相手は気にしてない それもわかってるのに
客観的に見れば、誰もそんな細かいことは覚えていないし、気にもしていないとわかっている。だが、わかっているからといって、感情がついてくるわけではない。「自分だけが気にしすぎてる」と何度言い聞かせても、夜になればまた思い出す。思考のクセというのは本当に厄介だ。理屈で抑えられるなら苦労はしない。むしろ、自分がその場にいた記憶すら相手は曖昧だったりするのに、こっちは数日間、心の中で延々と再生しては自己嫌悪している。バカみたいだと思いつつ、今日も同じことを繰り返している。
仕事の場面でもプライベートでも同じ
これは司法書士という仕事に限った話ではなく、プライベートでも同じことが起こる。親戚との会話、たまに飲みに行った友人とのやりとり、ちょっとした買い物の店員との雑談さえも、あとで思い出して「あの言い方でよかったのか」と頭を抱える。きっと、もっと軽やかに言葉を交わせる人間がいるのだろう。だが、私はそうじゃない。常に「言葉で傷つけていないか」「変に思われていないか」と気になって仕方がない。
依頼者との会話のあとにひとり反省会
司法書士として働く中で、依頼者との会話は避けられない。こちらは真剣にやっているつもりでも、ちょっとした説明不足や語尾のトーンで誤解を招いたのではと、あとでぐるぐる考え込む。特に感情が絡む相続や遺言の相談では、相手の不安を和らげられたのか、自分の説明で余計に混乱させなかったかが気になる。

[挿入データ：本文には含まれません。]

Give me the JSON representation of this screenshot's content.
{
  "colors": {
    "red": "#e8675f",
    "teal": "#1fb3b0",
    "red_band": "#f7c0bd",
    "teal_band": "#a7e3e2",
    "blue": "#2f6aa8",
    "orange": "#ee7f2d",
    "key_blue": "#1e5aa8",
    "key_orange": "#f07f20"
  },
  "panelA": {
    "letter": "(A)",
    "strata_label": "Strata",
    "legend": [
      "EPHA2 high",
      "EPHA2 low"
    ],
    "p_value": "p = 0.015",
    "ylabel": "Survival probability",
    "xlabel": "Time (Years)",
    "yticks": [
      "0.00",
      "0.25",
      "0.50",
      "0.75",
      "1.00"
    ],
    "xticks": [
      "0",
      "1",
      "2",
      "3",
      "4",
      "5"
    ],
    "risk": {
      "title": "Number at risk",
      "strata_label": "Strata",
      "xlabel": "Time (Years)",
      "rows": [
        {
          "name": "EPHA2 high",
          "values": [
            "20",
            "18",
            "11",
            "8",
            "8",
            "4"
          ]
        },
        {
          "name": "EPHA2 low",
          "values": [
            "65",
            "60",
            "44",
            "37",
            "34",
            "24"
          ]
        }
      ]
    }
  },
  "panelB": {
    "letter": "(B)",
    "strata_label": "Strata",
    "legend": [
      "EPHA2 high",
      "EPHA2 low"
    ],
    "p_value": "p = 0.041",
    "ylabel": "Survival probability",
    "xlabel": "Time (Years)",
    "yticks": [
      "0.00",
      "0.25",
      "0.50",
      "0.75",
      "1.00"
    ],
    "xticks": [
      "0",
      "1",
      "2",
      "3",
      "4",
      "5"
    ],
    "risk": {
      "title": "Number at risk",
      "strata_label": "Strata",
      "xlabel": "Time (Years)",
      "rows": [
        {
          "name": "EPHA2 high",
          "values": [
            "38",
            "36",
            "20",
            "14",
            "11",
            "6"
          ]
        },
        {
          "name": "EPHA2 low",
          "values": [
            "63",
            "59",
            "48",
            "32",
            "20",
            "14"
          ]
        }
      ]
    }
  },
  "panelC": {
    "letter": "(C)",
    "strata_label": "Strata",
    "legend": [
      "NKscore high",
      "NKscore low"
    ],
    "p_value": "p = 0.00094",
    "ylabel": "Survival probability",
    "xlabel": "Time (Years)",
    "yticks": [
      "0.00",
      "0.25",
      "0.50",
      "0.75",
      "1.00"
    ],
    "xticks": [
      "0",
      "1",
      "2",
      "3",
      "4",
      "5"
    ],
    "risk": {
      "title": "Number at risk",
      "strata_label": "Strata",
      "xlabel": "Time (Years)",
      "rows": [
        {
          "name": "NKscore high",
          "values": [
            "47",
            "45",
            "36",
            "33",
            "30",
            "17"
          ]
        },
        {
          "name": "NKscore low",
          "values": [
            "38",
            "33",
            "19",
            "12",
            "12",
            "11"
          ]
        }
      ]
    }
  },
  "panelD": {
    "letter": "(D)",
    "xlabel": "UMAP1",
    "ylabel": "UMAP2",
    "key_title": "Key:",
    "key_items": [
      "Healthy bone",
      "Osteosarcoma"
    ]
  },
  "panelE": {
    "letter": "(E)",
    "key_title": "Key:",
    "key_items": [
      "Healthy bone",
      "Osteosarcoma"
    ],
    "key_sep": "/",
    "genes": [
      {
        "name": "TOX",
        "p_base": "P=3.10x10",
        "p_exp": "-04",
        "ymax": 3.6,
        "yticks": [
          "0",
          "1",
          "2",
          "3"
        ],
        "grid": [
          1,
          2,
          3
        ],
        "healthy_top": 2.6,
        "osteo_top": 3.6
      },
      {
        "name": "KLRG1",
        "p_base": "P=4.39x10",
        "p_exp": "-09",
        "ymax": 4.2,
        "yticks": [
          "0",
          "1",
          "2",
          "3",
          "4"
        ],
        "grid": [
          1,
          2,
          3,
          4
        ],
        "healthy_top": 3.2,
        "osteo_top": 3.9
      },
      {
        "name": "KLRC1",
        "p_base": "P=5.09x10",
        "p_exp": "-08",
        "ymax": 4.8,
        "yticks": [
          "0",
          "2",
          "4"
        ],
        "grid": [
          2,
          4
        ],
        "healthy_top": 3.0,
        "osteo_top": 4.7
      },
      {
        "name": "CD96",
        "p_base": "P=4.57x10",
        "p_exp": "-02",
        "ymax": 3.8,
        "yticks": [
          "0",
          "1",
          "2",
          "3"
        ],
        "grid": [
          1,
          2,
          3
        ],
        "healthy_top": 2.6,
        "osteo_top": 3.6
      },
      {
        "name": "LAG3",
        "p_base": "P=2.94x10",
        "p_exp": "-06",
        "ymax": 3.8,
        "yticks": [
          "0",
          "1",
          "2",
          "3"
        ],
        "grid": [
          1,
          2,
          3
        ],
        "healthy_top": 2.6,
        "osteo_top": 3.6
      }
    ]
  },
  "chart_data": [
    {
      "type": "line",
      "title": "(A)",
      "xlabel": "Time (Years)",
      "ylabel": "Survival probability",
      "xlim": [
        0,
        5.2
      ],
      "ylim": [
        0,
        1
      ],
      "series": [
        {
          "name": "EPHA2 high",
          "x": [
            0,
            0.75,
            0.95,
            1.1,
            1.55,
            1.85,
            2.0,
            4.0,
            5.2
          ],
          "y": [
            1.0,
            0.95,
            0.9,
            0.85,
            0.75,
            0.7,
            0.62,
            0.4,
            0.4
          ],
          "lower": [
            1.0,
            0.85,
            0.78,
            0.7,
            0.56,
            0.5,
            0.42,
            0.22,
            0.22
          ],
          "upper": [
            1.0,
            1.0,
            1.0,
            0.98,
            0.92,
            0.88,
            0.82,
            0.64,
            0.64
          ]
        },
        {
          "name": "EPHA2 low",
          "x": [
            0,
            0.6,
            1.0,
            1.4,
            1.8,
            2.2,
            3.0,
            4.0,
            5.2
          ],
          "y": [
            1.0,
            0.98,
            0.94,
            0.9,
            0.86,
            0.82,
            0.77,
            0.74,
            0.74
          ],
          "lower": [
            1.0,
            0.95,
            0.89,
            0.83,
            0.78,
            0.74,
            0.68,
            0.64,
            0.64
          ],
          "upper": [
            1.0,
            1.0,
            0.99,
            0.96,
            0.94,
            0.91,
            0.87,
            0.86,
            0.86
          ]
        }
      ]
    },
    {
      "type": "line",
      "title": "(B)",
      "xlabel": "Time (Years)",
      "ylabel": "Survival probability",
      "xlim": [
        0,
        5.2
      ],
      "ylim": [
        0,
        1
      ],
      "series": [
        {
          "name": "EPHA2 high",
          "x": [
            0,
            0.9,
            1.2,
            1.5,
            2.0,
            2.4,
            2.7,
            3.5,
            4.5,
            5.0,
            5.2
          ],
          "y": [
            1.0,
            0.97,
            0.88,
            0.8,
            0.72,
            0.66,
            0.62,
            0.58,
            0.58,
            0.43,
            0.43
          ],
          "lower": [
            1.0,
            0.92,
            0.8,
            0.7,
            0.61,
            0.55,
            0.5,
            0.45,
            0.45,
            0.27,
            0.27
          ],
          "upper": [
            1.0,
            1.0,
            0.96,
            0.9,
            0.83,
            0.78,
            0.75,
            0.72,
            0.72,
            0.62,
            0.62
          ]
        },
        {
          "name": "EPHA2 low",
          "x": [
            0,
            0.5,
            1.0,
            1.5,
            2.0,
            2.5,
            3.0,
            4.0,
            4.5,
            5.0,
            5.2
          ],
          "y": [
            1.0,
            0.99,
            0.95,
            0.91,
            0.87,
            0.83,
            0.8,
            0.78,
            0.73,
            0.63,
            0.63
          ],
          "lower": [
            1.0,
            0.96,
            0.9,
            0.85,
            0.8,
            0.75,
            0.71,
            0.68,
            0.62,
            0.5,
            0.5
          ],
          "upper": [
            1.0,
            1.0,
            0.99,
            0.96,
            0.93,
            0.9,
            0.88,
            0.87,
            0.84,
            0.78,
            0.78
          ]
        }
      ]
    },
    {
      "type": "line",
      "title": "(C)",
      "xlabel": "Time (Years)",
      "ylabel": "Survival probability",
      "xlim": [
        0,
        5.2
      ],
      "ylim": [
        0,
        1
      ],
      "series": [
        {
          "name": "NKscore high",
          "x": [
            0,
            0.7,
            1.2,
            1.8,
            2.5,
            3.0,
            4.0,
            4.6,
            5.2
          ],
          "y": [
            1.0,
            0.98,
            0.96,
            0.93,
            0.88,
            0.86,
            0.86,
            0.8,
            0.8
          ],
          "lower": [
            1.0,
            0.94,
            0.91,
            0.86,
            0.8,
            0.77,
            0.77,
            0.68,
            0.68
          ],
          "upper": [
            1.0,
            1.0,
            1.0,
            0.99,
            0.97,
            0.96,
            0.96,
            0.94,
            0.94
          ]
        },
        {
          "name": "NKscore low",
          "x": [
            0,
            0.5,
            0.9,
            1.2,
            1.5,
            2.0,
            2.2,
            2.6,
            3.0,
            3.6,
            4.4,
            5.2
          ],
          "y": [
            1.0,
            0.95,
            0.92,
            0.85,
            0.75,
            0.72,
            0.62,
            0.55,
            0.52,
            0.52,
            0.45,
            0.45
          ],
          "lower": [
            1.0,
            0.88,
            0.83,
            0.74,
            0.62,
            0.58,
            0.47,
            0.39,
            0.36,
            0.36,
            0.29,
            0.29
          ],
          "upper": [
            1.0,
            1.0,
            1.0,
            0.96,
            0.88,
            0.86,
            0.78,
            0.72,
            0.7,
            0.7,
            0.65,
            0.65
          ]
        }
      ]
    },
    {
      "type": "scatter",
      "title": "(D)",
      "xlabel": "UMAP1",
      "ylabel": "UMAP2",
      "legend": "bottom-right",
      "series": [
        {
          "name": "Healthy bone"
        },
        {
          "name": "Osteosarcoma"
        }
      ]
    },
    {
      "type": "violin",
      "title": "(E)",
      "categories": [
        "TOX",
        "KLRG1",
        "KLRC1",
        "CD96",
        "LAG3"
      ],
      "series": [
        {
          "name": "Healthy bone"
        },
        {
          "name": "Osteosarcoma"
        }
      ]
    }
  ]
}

夜になって録音した音声を聴き直しては、「ここ、もう少し柔らかく言えたな…」と肩を落とす自分がいる。
事務員さんに対しても言いすぎたかもしれない
忙しい日の夕方、つい言葉がきつくなってしまったことがあった。事務員さんは「大丈夫ですよ」と言ってくれたが、それが余計に申し訳なかった。自分の感情を抑えきれずに誰かを傷つけてしまった気がして、その日は家に帰ってからも気分が沈んだままだった。「大人なんだから」「経営者なんだから」と思っていても、完璧にはなれない。そういう自分にまたがっかりする。繰り返されるこの反省が、もうクセになってしまっているのかもしれない。
なぜこんなに自分を責めるのか
振り返ってみると、子どものころから「失敗しないこと」「間違わないこと」を強く意識して育ってきた。元野球部だった私は、先輩の顔色を見ながら行動するクセが染みついている。声の出し方ひとつで怒鳴られるような環境にいたせいか、今でも人の反応に過敏だ。「失言したくない」「評価を下げたくない」という気持ちが強く、言葉を発したあとで「しまった」と思ってしまうのだ。体に刻まれた思考のクセは、なかなか修正がきかない。
昔から「空気読め」と言われて育ってきた
実家では、よく「空気を読みなさい」「相手の気持ちを考えて動け」と言われていた。決して悪いことではない。でも、そういう教育が行き過ぎると、「自分の感情を出さないこと」が正解のように刷り込まれる。だから、自分の意見を言ったあとに後悔する。「あの発言で場が凍っていたんじゃないか」「自分勝手だったのでは」と勝手に脳内で裁判が始まり、結果、毎回有罪判決を受けてしまう。気にしすぎる性格はこうして形成されたのだと思う。